A few days into SXSW, your body starts shutting down. With all the sun, the constant loud noise, the walking, the drinking, the lack of sleep, and the whatever-else-you’re-into, it’s hard to wake up on Saturday morning and be excited about seeing more live music with a bunch of strangers. On day four, it’s almost impossible to stand in a line and not think, “Is this even going to be worth it?”

Yesterday was my fifth day at SXSW. So far, things have been great. Pigeons & Planes curated a day at the Complex house and it was amazing. I went to a Def Jam party at a barbecue spot one night, and then ended up at that same spot the next night to see St. Vincent. I got to see Redman & Method Man, Meg Myers, ScHoolboy Q, 2 Chainz, Nas, Gunplay, Cerebral Ballzy, Lunice, Dam-Funk, Flying Lotus, Childish Gambino, and so many other acts that I can’t even remember them all right now. Also, my back is killing me, and last night when I was brushing my teeth my right ear started to ring. I’m tired.

Since this is my first year at SXSW, it’s hard for me to try to tell you how to do it right, but here’s my best piece of advice: see some small shows. Apparently, that’s what SXSW used to be all about, but this year we’ve got Jay and Kanye, Lady Gaga, and Lil Wayne. We’ve got lines snaking around the block to see artists that headline festivals every year, and we’ve got venues the size of football fields packed to capacity.

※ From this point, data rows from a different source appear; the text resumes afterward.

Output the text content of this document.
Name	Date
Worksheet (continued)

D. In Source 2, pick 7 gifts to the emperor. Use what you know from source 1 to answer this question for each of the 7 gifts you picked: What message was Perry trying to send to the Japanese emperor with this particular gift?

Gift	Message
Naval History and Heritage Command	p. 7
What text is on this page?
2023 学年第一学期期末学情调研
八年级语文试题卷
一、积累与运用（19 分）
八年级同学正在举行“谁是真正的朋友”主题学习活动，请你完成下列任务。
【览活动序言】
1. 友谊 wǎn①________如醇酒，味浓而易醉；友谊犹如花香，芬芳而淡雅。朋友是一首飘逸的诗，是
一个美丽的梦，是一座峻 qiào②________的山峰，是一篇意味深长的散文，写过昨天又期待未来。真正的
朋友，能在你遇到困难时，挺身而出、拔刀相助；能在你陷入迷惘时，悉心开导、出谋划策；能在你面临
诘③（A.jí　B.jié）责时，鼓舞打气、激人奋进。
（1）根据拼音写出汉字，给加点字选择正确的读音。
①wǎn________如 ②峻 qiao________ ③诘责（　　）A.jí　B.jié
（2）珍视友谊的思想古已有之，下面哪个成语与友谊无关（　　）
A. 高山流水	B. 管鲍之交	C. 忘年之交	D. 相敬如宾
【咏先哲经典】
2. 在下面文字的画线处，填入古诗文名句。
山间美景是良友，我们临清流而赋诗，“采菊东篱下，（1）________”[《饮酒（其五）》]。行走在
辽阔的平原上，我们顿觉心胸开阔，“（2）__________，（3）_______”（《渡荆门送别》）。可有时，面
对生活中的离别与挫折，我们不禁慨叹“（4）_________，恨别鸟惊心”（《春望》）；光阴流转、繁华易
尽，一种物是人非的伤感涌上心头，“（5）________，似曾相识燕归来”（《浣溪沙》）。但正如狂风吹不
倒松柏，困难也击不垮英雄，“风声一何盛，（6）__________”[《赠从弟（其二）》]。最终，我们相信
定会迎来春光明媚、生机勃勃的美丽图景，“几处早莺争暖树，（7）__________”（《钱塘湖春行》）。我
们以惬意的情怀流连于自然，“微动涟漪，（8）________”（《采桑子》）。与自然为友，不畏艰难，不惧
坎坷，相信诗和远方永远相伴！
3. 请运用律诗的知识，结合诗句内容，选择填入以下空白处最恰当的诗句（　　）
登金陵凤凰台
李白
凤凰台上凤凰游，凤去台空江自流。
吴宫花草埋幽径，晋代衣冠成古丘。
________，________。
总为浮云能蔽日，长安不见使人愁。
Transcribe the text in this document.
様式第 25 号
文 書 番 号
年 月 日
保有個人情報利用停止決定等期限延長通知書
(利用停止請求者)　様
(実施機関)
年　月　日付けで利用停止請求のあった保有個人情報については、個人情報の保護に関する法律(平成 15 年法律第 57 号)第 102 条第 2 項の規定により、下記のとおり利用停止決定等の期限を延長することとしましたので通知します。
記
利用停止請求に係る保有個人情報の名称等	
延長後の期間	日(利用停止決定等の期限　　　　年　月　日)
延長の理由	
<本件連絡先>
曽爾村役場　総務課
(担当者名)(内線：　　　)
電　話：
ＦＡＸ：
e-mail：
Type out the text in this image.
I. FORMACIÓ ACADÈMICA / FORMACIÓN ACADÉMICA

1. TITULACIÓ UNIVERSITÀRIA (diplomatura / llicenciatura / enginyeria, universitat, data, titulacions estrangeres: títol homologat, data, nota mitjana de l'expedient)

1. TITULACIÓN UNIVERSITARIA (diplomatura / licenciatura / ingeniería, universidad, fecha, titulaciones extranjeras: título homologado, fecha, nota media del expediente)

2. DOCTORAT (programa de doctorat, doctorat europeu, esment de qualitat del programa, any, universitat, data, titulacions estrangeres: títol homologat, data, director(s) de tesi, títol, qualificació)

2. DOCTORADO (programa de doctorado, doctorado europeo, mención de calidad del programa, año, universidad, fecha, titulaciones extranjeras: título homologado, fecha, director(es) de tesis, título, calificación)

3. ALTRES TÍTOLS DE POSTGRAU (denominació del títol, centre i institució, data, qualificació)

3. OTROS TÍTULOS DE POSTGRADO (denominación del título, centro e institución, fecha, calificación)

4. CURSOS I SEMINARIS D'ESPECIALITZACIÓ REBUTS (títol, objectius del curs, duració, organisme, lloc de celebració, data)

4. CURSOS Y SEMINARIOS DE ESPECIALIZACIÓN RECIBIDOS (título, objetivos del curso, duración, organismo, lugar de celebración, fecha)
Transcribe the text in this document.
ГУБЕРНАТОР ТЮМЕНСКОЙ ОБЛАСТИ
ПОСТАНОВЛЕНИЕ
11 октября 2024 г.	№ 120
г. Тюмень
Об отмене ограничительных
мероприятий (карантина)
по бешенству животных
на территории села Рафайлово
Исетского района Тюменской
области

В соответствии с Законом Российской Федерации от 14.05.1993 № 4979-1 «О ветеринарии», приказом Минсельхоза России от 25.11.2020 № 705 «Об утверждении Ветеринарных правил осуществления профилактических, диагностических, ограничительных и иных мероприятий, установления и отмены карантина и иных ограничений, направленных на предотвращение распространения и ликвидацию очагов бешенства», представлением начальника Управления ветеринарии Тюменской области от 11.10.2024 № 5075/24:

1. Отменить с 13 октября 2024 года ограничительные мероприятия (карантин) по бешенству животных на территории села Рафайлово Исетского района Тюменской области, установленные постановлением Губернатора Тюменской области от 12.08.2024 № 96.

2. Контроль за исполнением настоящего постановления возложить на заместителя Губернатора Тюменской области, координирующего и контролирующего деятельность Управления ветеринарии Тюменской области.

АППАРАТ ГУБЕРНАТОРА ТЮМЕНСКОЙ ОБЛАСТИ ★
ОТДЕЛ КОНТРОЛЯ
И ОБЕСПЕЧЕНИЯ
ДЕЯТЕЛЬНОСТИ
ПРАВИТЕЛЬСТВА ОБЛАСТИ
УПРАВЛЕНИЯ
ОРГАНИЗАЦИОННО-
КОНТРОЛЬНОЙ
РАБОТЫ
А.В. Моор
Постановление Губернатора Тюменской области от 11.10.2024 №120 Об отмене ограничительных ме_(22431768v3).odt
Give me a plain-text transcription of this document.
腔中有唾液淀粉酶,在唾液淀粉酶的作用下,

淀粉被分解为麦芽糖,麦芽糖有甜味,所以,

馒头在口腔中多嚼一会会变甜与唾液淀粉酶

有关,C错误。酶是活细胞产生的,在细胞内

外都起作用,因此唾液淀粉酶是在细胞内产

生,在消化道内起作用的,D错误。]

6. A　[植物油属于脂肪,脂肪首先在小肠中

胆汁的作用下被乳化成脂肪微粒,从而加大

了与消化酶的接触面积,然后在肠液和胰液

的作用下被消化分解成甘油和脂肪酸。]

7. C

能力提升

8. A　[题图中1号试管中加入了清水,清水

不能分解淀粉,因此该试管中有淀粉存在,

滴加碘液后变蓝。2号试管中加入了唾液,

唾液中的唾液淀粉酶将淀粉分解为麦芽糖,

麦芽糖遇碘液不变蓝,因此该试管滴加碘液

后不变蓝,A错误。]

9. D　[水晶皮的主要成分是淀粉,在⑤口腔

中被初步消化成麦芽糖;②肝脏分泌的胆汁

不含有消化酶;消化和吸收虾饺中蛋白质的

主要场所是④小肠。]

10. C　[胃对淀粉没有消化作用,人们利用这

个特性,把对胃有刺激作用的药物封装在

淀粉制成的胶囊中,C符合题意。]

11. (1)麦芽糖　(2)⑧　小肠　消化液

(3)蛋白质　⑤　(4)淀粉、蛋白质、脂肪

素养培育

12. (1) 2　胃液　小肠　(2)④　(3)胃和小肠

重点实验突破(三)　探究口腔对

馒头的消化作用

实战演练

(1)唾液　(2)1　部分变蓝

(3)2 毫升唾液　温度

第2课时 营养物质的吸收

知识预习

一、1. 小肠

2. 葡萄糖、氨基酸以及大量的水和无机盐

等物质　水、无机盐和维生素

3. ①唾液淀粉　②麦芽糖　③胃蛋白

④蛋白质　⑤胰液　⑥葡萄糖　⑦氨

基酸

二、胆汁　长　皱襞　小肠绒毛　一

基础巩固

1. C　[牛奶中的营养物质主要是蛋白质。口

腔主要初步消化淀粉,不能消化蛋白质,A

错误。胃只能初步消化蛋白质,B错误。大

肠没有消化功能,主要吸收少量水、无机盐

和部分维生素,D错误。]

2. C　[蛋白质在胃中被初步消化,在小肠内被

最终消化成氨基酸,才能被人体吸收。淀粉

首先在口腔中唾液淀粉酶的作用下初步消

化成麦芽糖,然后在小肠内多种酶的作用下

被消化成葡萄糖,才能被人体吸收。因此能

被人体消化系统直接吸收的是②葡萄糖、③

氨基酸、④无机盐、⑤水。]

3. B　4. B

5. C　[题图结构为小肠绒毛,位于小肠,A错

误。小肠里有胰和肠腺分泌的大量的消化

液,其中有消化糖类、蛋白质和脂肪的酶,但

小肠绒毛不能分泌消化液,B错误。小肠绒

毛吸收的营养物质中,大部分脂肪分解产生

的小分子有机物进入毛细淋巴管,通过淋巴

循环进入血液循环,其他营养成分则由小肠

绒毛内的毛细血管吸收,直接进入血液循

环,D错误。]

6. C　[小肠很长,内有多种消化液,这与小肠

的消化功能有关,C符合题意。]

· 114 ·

On Friday night, I almost waited in one of those lines. Instead, I decided to go to a the rooftop of a little bar in downtown Austin and see Meg Myers’ last SXSW show. She had already played at the Complex house for the Pigeons & Planes showcase, but she was awesome so I wanted to see her again, and I couldn’t bring myself to wait in one of those long lines for a hyped up show with a big-name act that will probably be back in New York city before the end of the year.

That Meg Myers show was the best decision I’ve made all week. After standing in large capacity, tightly packed venues all week, I was comfortable on a roof top, five feet from the stage. I could see Meg’s eyes roll into the back of her head when she screamed. I could feel the vibrations from the cello and I could see all members of the band on stage at once, without trying to duck and stretch and pivot. It was the one show I saw so far that made me forget I was at SXSW, made me stop thinking about what show I was going to see next, and made me remember why I was here in the first place.